China's e-commerce giants step up IP rights protection

China's e-commerce giants step up IP rights protection

Staff Writer
Staff Writer
Pinduoduo Content Team
September 1, 2020

Chinese consumers bought $1.5 trillion worth of goods through e-commerce in 2019, making them the world’s most enthusiastic online shoppers.

The sheer scale of operations also means that China’s e-commerce companies are among the most sophisticated and incentivized in the world when it comes to designing systems and processes to foil counterfeiters.

China has made significant efforts to combat the trade in counterfeits, and some companies there have done more than any in tackling the challenge, according to Mark Cohen, Senior Fellow and Director of the Berkley Center for Law & Technology’s Asia IP Project at the University of California Berkeley’s School of Law.

“This is a pretty tough area. It demands, in many cases, great technological resources and commitments, and I think China is generally showing a lot of those commitments. I hear people increasingly praising some of the Chinese e-tailers from the steps they’re taking,” said Cohen, who served as the senior IP attaché at the U.S. embassy in Beijing from 2004-08 and is viewed by many as the U.S.’s leading expert on IP law in China.

“It’s going to be hard to criticize China because frankly, some U.S. companies can also do a better job,” he said.

His comments, and others by leading experts in the field of intellectual property rights protection, were part of the “IP Protection: Prospects, Challenges and Best Practices in China’s Highly Competitive E-Commerce Industry” report published recently by Pinduoduo.
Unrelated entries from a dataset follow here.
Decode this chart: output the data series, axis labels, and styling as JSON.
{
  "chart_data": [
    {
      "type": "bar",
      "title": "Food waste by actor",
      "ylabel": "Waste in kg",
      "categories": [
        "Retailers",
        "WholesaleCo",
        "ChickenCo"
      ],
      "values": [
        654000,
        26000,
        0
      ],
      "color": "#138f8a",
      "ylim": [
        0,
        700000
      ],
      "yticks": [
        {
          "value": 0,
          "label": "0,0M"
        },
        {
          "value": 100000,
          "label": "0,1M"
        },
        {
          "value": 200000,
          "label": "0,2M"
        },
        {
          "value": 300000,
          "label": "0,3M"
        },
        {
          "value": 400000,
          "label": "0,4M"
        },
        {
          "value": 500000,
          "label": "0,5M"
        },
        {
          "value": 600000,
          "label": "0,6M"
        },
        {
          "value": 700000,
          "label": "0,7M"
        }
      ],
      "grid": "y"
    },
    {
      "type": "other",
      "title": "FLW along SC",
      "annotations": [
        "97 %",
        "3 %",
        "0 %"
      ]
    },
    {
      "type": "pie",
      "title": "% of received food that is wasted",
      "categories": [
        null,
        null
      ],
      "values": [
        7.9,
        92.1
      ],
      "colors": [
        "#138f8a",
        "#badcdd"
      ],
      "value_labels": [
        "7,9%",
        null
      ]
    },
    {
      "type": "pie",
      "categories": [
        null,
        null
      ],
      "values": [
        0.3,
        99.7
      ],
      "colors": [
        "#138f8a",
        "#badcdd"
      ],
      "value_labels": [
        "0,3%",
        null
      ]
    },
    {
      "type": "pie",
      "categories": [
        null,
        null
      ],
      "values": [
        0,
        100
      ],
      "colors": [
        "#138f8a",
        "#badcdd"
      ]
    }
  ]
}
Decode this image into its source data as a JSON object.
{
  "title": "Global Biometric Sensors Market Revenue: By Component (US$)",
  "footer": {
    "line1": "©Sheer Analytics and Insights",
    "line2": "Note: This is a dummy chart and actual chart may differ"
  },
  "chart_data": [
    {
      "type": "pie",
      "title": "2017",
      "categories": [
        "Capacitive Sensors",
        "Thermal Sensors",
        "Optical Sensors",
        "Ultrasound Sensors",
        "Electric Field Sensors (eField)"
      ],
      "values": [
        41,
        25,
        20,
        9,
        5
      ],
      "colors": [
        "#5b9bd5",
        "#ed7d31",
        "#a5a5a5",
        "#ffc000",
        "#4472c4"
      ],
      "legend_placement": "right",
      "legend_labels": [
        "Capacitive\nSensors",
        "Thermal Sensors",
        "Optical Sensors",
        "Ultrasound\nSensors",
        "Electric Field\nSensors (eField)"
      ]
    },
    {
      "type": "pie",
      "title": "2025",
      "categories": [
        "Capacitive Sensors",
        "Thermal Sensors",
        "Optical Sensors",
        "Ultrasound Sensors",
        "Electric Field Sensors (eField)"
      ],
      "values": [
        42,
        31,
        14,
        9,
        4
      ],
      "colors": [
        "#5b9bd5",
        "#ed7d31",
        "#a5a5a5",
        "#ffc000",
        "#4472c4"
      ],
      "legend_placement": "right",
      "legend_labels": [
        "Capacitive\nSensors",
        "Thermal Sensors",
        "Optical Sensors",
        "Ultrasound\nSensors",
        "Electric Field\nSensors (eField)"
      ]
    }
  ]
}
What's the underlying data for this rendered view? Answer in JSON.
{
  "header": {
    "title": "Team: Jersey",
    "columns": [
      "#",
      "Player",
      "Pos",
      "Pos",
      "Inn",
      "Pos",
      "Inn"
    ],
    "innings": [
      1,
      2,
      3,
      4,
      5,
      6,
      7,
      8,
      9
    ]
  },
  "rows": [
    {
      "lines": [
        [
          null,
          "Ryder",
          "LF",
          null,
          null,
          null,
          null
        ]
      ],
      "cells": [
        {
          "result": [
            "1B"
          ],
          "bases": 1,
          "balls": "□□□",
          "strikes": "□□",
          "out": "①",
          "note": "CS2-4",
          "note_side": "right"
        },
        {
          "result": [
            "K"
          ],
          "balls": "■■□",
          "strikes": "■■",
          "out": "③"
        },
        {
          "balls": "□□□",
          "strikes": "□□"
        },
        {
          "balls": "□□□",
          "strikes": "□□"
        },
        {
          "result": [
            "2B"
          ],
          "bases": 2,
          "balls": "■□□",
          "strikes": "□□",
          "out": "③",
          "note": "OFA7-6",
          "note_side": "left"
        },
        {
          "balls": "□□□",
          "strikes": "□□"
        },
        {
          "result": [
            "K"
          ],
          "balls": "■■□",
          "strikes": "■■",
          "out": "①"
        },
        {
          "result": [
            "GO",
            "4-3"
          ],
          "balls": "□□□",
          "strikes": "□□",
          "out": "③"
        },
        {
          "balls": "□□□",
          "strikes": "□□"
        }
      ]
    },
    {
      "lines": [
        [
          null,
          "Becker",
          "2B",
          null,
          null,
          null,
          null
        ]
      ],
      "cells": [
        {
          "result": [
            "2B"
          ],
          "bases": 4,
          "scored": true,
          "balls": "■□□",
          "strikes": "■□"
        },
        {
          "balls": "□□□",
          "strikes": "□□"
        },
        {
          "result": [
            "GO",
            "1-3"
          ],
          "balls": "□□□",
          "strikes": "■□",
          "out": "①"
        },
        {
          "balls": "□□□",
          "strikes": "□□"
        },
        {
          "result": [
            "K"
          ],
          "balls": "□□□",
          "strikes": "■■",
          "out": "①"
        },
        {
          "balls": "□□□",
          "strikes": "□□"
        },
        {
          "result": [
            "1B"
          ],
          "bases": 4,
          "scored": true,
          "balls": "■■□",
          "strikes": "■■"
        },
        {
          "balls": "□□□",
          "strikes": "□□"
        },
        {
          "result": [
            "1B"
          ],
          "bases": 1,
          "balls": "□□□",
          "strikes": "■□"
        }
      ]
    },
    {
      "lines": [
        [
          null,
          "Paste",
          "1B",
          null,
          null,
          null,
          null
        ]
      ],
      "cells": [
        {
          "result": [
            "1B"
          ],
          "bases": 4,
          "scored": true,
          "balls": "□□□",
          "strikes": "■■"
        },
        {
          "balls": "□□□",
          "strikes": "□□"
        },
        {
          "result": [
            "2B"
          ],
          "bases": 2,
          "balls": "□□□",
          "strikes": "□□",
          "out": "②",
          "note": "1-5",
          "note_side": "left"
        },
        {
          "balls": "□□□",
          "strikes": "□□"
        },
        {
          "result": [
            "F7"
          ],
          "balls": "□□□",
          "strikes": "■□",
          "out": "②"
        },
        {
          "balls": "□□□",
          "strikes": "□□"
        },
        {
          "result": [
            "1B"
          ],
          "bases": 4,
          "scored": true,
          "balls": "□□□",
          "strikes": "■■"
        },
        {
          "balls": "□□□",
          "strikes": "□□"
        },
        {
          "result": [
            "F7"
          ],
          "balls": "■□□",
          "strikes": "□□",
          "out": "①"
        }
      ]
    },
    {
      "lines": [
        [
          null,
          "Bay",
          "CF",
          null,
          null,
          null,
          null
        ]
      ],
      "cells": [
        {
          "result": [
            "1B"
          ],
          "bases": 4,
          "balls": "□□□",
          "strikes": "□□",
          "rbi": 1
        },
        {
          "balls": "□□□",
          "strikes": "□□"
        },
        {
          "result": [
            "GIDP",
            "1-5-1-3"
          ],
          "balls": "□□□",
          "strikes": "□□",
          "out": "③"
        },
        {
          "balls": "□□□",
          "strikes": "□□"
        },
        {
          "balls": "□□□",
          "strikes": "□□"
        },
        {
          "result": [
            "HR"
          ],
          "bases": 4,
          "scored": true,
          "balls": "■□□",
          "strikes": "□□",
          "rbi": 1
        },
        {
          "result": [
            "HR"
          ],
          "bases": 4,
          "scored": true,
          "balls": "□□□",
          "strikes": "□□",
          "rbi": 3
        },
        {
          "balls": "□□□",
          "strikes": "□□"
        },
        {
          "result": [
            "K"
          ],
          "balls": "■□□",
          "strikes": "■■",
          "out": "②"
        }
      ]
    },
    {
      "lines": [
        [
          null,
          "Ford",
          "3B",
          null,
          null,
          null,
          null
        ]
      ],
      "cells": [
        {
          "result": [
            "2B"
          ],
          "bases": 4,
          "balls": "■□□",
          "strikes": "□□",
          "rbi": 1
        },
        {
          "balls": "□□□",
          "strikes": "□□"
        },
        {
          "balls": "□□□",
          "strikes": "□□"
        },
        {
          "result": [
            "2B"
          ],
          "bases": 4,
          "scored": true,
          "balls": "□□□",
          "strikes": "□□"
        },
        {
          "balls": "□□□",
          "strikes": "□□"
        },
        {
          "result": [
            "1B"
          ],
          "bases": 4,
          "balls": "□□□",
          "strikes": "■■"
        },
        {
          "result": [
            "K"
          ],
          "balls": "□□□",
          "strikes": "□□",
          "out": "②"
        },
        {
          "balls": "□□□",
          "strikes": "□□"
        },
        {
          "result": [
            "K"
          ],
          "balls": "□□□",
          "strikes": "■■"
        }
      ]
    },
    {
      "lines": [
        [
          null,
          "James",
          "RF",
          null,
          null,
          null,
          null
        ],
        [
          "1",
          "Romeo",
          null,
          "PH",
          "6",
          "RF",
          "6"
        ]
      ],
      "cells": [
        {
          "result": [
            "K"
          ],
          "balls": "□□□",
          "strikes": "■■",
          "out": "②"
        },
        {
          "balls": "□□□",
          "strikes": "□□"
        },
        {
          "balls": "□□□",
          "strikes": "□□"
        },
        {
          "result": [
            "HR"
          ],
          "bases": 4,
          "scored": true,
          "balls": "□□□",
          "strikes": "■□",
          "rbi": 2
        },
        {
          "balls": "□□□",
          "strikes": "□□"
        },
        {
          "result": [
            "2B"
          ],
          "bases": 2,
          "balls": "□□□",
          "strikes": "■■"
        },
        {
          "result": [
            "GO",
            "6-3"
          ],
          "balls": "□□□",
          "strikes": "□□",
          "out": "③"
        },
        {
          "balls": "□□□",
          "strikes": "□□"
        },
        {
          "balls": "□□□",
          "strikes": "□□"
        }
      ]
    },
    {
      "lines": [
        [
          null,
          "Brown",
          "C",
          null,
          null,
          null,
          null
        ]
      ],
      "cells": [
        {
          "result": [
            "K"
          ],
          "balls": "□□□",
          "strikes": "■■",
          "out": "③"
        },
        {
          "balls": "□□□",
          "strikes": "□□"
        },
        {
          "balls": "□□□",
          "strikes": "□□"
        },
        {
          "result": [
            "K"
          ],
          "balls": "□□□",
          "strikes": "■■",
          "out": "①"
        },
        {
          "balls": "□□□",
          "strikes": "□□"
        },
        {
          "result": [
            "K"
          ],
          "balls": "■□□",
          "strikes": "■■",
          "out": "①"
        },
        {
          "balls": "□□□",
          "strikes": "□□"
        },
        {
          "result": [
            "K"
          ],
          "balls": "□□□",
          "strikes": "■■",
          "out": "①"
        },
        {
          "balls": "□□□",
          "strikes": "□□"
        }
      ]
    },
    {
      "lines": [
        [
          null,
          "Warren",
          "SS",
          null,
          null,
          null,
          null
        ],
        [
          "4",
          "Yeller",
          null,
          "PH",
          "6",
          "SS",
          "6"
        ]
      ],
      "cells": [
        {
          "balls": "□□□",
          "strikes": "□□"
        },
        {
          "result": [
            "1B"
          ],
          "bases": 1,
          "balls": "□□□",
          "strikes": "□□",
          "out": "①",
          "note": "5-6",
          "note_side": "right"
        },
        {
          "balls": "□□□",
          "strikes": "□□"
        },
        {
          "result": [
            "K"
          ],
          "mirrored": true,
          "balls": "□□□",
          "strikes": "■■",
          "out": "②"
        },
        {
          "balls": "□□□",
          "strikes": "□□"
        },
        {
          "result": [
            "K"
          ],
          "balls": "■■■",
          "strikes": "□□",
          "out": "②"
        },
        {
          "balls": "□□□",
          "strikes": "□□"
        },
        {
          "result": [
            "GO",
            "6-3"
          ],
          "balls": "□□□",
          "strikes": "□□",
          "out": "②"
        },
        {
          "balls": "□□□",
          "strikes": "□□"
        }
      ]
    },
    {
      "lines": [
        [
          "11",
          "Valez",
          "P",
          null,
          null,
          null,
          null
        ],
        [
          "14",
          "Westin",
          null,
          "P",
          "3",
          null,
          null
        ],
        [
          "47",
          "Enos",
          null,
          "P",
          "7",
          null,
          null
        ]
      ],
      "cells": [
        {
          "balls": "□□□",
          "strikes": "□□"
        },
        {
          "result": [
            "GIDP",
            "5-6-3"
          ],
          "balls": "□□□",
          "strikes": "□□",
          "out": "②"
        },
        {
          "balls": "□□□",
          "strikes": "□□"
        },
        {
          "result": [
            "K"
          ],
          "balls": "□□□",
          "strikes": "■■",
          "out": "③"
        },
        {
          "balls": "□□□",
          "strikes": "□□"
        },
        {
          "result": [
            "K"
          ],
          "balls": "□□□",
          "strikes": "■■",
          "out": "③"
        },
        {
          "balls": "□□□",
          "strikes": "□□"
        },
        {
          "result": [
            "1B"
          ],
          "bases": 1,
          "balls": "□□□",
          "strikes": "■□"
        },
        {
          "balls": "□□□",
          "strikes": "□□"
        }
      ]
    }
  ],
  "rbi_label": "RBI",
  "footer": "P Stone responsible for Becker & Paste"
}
Indeed, many observers today feel that China’s key e-commerce platforms are leading in protecting IP rights.

“A lot of the trade association representatives said to us that Chinese e-commerce platforms are actually leading the industry in combating counterfeits, in terms of innovation and technology,” said Andre Zhu, general counsel of Pinduoduo. “We want to share our insights and best practices, as well as the challenges and hurdles we face, with other stakeholders and hopefully that generates further discussions on this very important topic.”

IP lawyer Bo Yu is a partner at LexField Law, and chairs INTA’s China subcommittee within its Anticounterfeiting Committee. Speaking in his LexField Law capacity, Bo Yu said brand owners operating in China know matters have improved — though those with no experience in China would likely be negatively influenced by news stories that talk about a lack of IP protection.

“But if you talk to the big companies who have been operating and developing for the past years in China, they will probably have a different perspective — because they know that everyone’s working hard to address these issues, to improve on that,” Bo Yu said.

To be sure, more can be done in areas such as cooperation between platforms to shut out criminals, particularly on social media.

Going forward, the increasing popularity of social media platforms could pose new challenges for the e-commerce industry. The International Trademark Association (INTA) has pointed out that the sale of fakes through social media platforms is a growing problem. Clicking on a targeted advertisement can send users to websites that appear to offer legitimate goods, but that sells fakes.

The increasing use of livestreaming and short video makes such activity harder to police and offers a smaller window in which to monitor and act, the report noted.

“I haven’t seen good cross-platform cooperation,” said Nora Zhang, Deputy Director, Business Environment & IP at the China-Britain Business Council. “Criminal gangs are selling counterfeits over different social media platforms, not just one. If e-commerce platforms and social media platforms can be more united — share data and blacklist — it would be very helpful to us rights holders.”